En 1956, Tsung-Dao Lee et Chen Ning Yang analysent les désintégrations de deux particules qu'on croyait distinctes : le méson θ et le méson τ. Alors que le premier se désintègre en particules dont la parité totale est positive, le deuxième se désintègre en particules dont la parité totale est négative. Pourtant, tous deux ont la même masse et le même temps de vie. Lee et Yang émettent l'hypothèse qu'il s'agit d'une seule et même particule, qui à la suite de l'interaction faible se transforme, parfois en particule dont la parité est positive, parfois en particule dont la parité est négative : l'interaction faible viole la parité. En d'autres termes, on peut distinguer un phénomène physique de son image dans un miroir.
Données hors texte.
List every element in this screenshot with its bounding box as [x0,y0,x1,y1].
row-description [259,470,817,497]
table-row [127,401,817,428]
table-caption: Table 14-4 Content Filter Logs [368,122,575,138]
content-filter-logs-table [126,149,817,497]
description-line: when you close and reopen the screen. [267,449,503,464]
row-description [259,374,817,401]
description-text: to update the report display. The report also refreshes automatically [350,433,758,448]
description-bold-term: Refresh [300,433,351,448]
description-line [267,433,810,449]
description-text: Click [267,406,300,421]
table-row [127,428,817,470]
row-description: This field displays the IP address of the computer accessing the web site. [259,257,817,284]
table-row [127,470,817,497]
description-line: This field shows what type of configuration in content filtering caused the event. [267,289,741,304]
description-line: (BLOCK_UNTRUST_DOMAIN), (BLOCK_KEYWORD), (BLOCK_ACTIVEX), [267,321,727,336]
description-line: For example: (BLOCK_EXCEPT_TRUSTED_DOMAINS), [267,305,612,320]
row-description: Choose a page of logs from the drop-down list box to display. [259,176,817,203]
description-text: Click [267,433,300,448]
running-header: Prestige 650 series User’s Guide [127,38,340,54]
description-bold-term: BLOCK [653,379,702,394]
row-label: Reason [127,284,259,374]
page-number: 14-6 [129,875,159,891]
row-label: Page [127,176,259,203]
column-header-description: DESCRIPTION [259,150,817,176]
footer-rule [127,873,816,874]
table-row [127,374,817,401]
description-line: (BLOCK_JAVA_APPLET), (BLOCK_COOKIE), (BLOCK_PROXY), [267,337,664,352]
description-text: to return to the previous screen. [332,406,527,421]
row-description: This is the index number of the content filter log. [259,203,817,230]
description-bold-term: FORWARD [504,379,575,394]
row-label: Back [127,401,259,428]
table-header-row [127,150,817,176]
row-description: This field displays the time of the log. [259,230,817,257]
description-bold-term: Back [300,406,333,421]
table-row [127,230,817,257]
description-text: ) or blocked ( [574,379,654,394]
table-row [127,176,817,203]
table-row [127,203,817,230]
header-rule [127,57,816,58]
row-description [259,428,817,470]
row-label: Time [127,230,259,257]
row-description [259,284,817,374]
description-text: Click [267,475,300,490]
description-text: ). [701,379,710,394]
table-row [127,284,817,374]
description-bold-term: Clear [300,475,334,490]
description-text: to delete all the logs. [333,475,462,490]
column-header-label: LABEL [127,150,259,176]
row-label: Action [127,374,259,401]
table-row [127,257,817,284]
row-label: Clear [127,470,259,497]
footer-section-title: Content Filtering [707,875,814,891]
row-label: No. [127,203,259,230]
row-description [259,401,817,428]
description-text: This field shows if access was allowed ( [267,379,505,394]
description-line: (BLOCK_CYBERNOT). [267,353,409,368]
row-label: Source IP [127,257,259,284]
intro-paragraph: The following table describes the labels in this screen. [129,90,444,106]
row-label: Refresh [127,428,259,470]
Pour valider cette hypothèse, ils proposent des expériences.

Tsung-Dao Lee (né en 1926), physicien américain d'origine chinoise, professeur à l'Université Columbia et à l'Institute of Advanced Study. En collaboration avec Cheng Yang, il découvre que l'interaction faible viole la parité. Prix Nobel de physique en 1957.

Cheng Ning Yang (né en 1922), physicien américain d'origine chinoise, professeur à l'Institute of Advanced Study. Il découvre la violation de parité dans l'interaction faible. En collaboration avec Robert Mills, il établit les théories de jauge qui portent leurs noms. Prix Nobel de physique en 1957.

En 1957, Chien-Shiung Wu montre expérimentalement que cette hypothèse est juste : en analysant la désintégration β du noyau de Co60, on observe que l'électron est émis de préférence dans une direction opposée à celle du spin du noyau. Si l'on regarde la désintégration dans un miroir, l'électron est émis de préférence dans la direction du spin du noyau. Il suffit donc de voir dans quelle direction l'électron est émis pour déterminer si l'on voit le vrai phénomène ou son image dans un miroir.

Violation de parité dans la désintégration β du noyau de Cobalt 60. L'électron est émis préférentiellement dans la direction opposée à celle du spin du noyau. En regardant l'image dans un miroir, le spin change de sens (c'est un pseudovector) et l'électron est émis préférentiellement dans la direction du spin du noyau.

La même année, Richard Feynman et Murray Gell-Mann modifient la théorie de Fermi pour prendre en compte la violation de parité en proposant la théorie dite V-A.
Malgré ces améliorations, la théorie de Fermi n'est pas satisfaisante car elle n'est pas renormalisable. En effet, dans cette théorie, l'interaction faible est de portée nulle (ponctuelle) et elle n'est pas portée par des particules intermédiaires similaires au photon de l'interaction électromagnétique ou aux gluons de l'interaction forte.